I decided, instead, to leave the DNS records, and expand my certificates even further by listing out all of the subdomains I have had, but redirect them all to my primary domain. This worked quite well, but it ran into issues with my WordPress multisite installation.

Every time a person would type in one of the subdomains, such as, it would redirect to, but the multisite installation would then push me to the registration page to register the subdomain as a proper website. The page would display “Greetings Site Administrator! You are currently allowing “none” registrations. To change or disable registration go to your Options page.” to me, as Administrator, but “Registration is closed” to everyone else. Not especially helpful.

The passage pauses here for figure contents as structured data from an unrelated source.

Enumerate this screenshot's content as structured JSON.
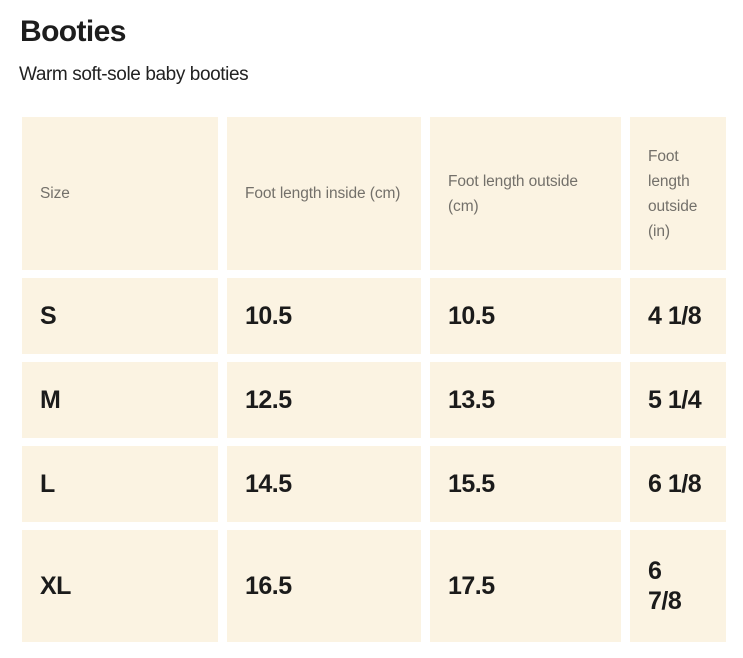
{
  "page": {
    "title": "Booties",
    "subtitle": "Warm soft-sole baby booties"
  },
  "size_chart": {
    "columns": [
      {
        "label": "Size"
      },
      {
        "label": "Foot length inside (cm)"
      },
      {
        "label": "Foot length outside (cm)"
      },
      {
        "label": "Foot length outside (in)"
      }
    ],
    "rows": [
      {
        "size": "S",
        "inside_cm": "10.5",
        "outside_cm": "10.5",
        "outside_in": "4 1/8"
      },
      {
        "size": "M",
        "inside_cm": "12.5",
        "outside_cm": "13.5",
        "outside_in": "5 1/4"
      },
      {
        "size": "L",
        "inside_cm": "14.5",
        "outside_cm": "15.5",
        "outside_in": "6 1/8"
      },
      {
        "size": "XL",
        "inside_cm": "16.5",
        "outside_cm": "17.5",
        "outside_in": "6\n7/8"
      }
    ],
    "colors": {
      "cell_background": "#fbf3e2",
      "header_text": "#73706a",
      "body_text": "#1b1b1b",
      "page_background": "#ffffff"
    }
  }
}
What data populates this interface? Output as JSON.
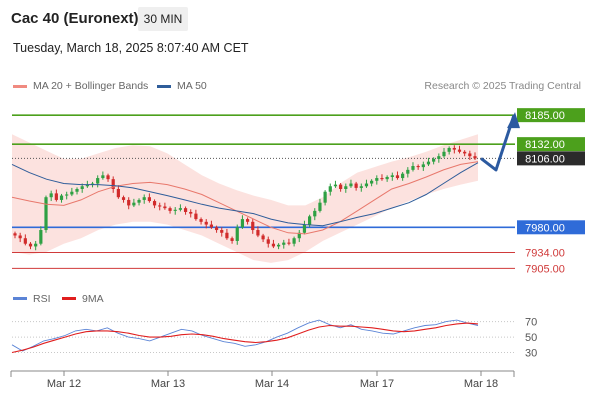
{
  "header": {
    "title": "Cac 40 (Euronext)",
    "timeframe": "30 MIN",
    "timestamp": "Tuesday, March 18, 2025 8:07:40 AM CET"
  },
  "legend": {
    "ma20": {
      "label": "MA 20 + Bollinger Bands",
      "color": "#f08a80"
    },
    "ma50": {
      "label": "MA 50",
      "color": "#2f5d9a"
    },
    "credit": "Research © 2025 Trading Central"
  },
  "chart_data": [
    {
      "type": "candlestick",
      "title": "Cac 40 (Euronext)",
      "x_ticks": [
        "Mar 12",
        "Mar 13",
        "Mar 14",
        "Mar 17",
        "Mar 18"
      ],
      "ylim": [
        7880,
        8220
      ],
      "levels": [
        {
          "value": 8185.0,
          "label": "8185.00",
          "color": "#4ca01c",
          "kind": "resistance"
        },
        {
          "value": 8132.0,
          "label": "8132.00",
          "color": "#4ca01c",
          "kind": "resistance"
        },
        {
          "value": 8106.0,
          "label": "8106.00",
          "color": "#2b2b2b",
          "kind": "last"
        },
        {
          "value": 7980.0,
          "label": "7980.00",
          "color": "#2f6bd8",
          "kind": "pivot"
        },
        {
          "value": 7934.0,
          "label": "7934.00",
          "color": "#d03a3a",
          "kind": "support"
        },
        {
          "value": 7905.0,
          "label": "7905.00",
          "color": "#d03a3a",
          "kind": "support"
        }
      ],
      "series": [
        {
          "name": "MA 20",
          "values": [
            8035,
            8028,
            8022,
            8020,
            8030,
            8045,
            8055,
            8060,
            8062,
            8058,
            8050,
            8040,
            8025,
            8010,
            7995,
            7980,
            7970,
            7968,
            7975,
            7990,
            8010,
            8030,
            8050,
            8060,
            8072,
            8085,
            8095,
            8100
          ]
        },
        {
          "name": "MA 50",
          "values": [
            8095,
            8080,
            8068,
            8060,
            8058,
            8058,
            8056,
            8052,
            8045,
            8038,
            8030,
            8022,
            8015,
            8010,
            8005,
            7995,
            7988,
            7985,
            7983,
            7990,
            7998,
            8005,
            8015,
            8025,
            8040,
            8060,
            8080,
            8098
          ]
        }
      ],
      "bollinger_upper": [
        8150,
        8135,
        8120,
        8105,
        8105,
        8115,
        8125,
        8130,
        8128,
        8115,
        8095,
        8075,
        8060,
        8048,
        8038,
        8030,
        8020,
        8020,
        8035,
        8060,
        8080,
        8090,
        8100,
        8108,
        8118,
        8130,
        8140,
        8150
      ],
      "bollinger_lower": [
        7935,
        7930,
        7935,
        7950,
        7960,
        7975,
        7985,
        7990,
        7990,
        7985,
        7975,
        7965,
        7950,
        7935,
        7920,
        7915,
        7920,
        7935,
        7955,
        7970,
        7985,
        8000,
        8015,
        8028,
        8040,
        8050,
        8058,
        8065
      ],
      "closes": [
        7965,
        7960,
        7950,
        7945,
        7950,
        7975,
        8035,
        8042,
        8030,
        8038,
        8040,
        8045,
        8050,
        8055,
        8058,
        8060,
        8070,
        8075,
        8068,
        8050,
        8035,
        8030,
        8020,
        8025,
        8030,
        8035,
        8028,
        8020,
        8018,
        8015,
        8010,
        8012,
        8015,
        8008,
        8005,
        7995,
        7990,
        7985,
        7980,
        7975,
        7970,
        7960,
        7955,
        7980,
        7995,
        7990,
        7975,
        7965,
        7958,
        7950,
        7945,
        7948,
        7952,
        7950,
        7960,
        7970,
        7985,
        8000,
        8010,
        8025,
        8045,
        8055,
        8058,
        8050,
        8055,
        8060,
        8052,
        8055,
        8060,
        8065,
        8070,
        8068,
        8072,
        8075,
        8070,
        8078,
        8085,
        8092,
        8090,
        8095,
        8100,
        8105,
        8110,
        8118,
        8125,
        8122,
        8118,
        8115,
        8110,
        8106
      ],
      "projection": [
        8106,
        8085,
        8185
      ]
    },
    {
      "type": "line",
      "title": "RSI",
      "x_ticks": [
        "Mar 12",
        "Mar 13",
        "Mar 14",
        "Mar 17",
        "Mar 18"
      ],
      "y_ticks": [
        30,
        50,
        70
      ],
      "ylim": [
        10,
        85
      ],
      "series": [
        {
          "name": "RSI",
          "color": "#5b84d6",
          "values": [
            40,
            32,
            38,
            45,
            48,
            52,
            58,
            60,
            58,
            62,
            55,
            50,
            48,
            45,
            50,
            55,
            60,
            58,
            52,
            48,
            44,
            42,
            38,
            40,
            44,
            50,
            55,
            62,
            68,
            72,
            66,
            62,
            66,
            60,
            58,
            55,
            54,
            58,
            62,
            65,
            66,
            70,
            72,
            68,
            65
          ]
        },
        {
          "name": "9MA",
          "color": "#e01e1e",
          "values": [
            30,
            33,
            37,
            42,
            46,
            50,
            54,
            57,
            58,
            58,
            57,
            55,
            52,
            50,
            50,
            51,
            53,
            54,
            53,
            51,
            48,
            46,
            44,
            43,
            44,
            46,
            49,
            54,
            59,
            63,
            65,
            64,
            64,
            63,
            62,
            60,
            58,
            57,
            58,
            60,
            62,
            65,
            67,
            68,
            67
          ]
        }
      ]
    }
  ]
}
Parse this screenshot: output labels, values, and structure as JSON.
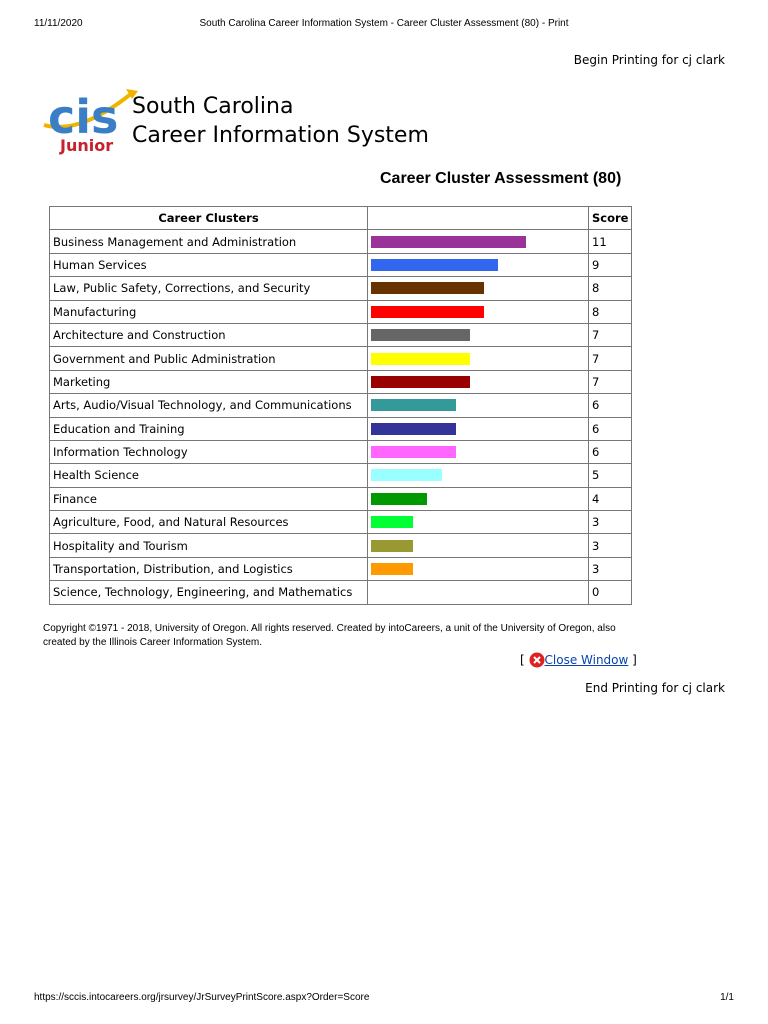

The addition of the following in the wp-config.php file solved this problem:

define('NOBLOGREDIRECT', '');

Now, the subdomain just redirects back to the front page, and all is finally well.

The “I don’t know about you all but I’m tired” summary

With the addition of Wordfence for WordPress security, my firewall, and now HTTPS, my site is as safe as I can possibly make it.

If you go out to the Google webmaster forum and express your unhappiness at the email I referenced at the beginning of this writing, you’ll be assured that moving to HTTPS is a piece of cake…ten minutes at most.

Well, that’s just naive balderdash.

Even if an individual has the cleanest site in the world (most of us don’t), and no static HTML pages (unlikely for people who have had a website for years), they’ll either have to have SSH access to their site, or be hosted with a company that isn’t going to profit off them being forced to install a digital certificate.

Then there’s the extra complexity of getting a digital certificate for every single subdomain one has. This shouldn’t be a problem in the future with Let’s Encrypt, as it will be supporting a ‘wildcard’ certificate starting in January that can cover all subdomains for a domain.  Even then we’ll be ‘encouraged’ to go HSTS, and then the question is do we want every single subdomain to be served as HTTPS?

Still, when you accessed this page, you accessed it as HTTPS not HTTP. You can be assured from that little lock in the corner that yes, the site is secure. Well, unless my server gets hacked by someone smarter than my firewall and Wordfence, and malware gets embedded into the page that will end all life as we know it.

But that’s a challenge for another day.